O kadar güzel bakıyor ve o kadar içten gülümsüyordu ki.Sırıtmama engel olamadım.O da bana aynı şekilde karşılık verdi.Kahvemden bir yudum alırken gözüm karşımda ki saate takıldı ve telaşla ayağa fırladım.Kadir şaşırmış gözlerle bana bakıyordu.

"Saat" dedim. "Saat 10,derse geç kalmışım". Kahkahalarla gülmeye başladı.

"Ne olmuş yani ? Bir iki dersi kaçırdığın için seni okuldan atacak halleri yok ya"dedi alaylı bir şekilde.İşte Kadir Beyzade geri dönmüştü. Bu tavrı beni deli etmişti.

"Tabi haklısın.Ben o okula gitmek için her yıl stresli bir burs sınavına girerken,muhtemelen sen gönlünü eğlendiriyorsun öyle değil mi ?" dedim bir hışımla.Kırgınlığım sesime yansırken, bakışları değişerek sakallarını kaşıdı.
"Öyle demek istememiştim. Hadi hazırlan.

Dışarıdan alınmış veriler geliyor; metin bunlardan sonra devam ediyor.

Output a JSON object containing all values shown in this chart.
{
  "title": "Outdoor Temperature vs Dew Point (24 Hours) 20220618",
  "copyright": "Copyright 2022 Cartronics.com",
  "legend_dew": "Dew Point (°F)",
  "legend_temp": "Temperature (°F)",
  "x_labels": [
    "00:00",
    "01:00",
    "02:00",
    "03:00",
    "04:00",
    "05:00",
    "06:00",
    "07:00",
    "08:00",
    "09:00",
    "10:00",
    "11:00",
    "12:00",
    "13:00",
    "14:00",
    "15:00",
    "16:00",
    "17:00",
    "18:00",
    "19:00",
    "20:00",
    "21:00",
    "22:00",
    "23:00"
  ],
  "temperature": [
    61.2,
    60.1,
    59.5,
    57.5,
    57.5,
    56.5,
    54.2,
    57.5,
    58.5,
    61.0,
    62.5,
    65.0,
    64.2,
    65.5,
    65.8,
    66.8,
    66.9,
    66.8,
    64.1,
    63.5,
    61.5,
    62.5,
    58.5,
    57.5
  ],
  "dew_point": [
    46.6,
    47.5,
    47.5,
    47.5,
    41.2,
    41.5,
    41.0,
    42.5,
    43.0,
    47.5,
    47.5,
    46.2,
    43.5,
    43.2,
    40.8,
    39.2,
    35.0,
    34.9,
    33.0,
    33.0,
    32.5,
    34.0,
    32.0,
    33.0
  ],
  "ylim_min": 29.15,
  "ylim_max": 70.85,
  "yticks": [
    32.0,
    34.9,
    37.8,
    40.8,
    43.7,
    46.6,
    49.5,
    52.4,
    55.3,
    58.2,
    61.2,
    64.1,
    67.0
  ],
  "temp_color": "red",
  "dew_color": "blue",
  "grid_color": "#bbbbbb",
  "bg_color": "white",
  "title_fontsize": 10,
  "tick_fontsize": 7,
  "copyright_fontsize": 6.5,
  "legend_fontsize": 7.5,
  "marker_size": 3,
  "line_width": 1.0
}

Okula gidiyoruz.

Ters bir tavırla " gerek yok ben giderim " dedim.Yürümeye başlamıştım ki,önümü kesti. Tehditkar gözlerini bana dikerek "Öyle bir şey olmayacak. Okula seni ben götüreceğim." dedi.İtiraz etmeye kalkmıştım ki kaşlarını kaldırarak "kıyafetlerin odada " diyerek lafımı ağzıma tıkadı. "Ahmak" diye söylenip,kapıyı çarparak kapattım. Neyse ki dediğimi duymamıştı.

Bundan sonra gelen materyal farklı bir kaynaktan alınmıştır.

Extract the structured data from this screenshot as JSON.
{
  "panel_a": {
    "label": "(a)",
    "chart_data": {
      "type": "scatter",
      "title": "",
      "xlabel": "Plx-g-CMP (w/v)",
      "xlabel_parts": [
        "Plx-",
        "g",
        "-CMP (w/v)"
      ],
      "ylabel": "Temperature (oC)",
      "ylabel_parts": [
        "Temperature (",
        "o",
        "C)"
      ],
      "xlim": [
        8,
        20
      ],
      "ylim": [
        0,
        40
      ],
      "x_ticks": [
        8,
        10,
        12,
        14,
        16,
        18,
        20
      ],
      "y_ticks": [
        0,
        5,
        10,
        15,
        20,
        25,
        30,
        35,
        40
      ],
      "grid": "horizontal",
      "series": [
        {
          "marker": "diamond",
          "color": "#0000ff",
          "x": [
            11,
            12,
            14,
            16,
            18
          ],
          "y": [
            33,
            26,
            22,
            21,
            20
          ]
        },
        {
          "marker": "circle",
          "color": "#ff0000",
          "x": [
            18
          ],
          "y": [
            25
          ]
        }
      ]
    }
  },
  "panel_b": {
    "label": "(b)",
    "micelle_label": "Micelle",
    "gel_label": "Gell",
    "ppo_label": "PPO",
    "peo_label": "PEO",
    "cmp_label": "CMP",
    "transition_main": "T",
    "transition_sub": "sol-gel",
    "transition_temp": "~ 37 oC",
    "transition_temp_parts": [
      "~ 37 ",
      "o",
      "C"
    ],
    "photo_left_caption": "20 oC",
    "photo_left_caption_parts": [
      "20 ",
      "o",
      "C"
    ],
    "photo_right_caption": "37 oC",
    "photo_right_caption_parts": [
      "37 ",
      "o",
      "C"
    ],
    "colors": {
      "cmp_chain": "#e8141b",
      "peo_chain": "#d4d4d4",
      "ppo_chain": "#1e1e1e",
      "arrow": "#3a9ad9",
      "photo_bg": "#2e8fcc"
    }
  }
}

Koltukta duran mini elbiseye bakarak,dün evden çıkarken  Sedef'te kalacağımı düşünerek yanıma kıyafetlerimi aldığım için şükrettim.En azından Sedef hanım arabasından kıyafetlerimi vermeyi akıl edebilmişti.

Ona kızgındım ama asıl kızgın olmam gereken kişinin kendim olduğunu biliyordum.Sonuçta bilinçsizce içip,sarhoş olan,sonra da bir erkekle beraber gitmek için saçmalayan bendim,Sedef değil.Bunu o yapsaydı gerçekten tuhaf bir durum olmazdı ama bu defa çılgınlık sırası bendeydi ve sanırım bugüne kadar yapmadığım her çılgınlığın acısını fena çıkarmıştım.

Dün gece yaptıklarımın  karşılığında daha büyük pişmanlıklar yaşamamayı içimden dileyerek,aceleyle hazırlanıp çıktım.Duvara yaslanmış beni bekliyordu. Gözleri bir an gözlerime takıldı.

"Gidelim" dedi.

Onu takip ettim.Yolda giderken "Aç mısın"? diye sormuştu.

Tabi ki de açtım.Yani sabah olmuştu öyle değil mi ? Her insan sabah kalktığında aç olurdu.Üstelik dün akşam ne kadar kustuğum düşünüldüğünde normale göre çok daha fazla aç olduğum söylenirdi.

"Evet" diye cevap verdim.

Biraz sonra yol da durup,kendisiyle bana simit aldı."Teşekkür ederim" dedim.

Hevesle simidi yemeye koyuldum.İtiraf etmeliyim ki bu tercihiyle gözümde bir kademe yükselmişti. Simide bayılırdım. Ben keyifle simidimi yerken "Okula geç kalmamış olsaydın,sana ellerim de kahvaltı hazırlayabilirdim" dediğinde elimde olmadan gülümsedim.

Ben şuan ki halimden de oldukça memnundum.
Kadir Beyzade , düşündüğümün aksine tavırlar sergiledikçe, aklımı oldukça karıştırıyordu. Ve nedense bu iyiydi, güzeldi.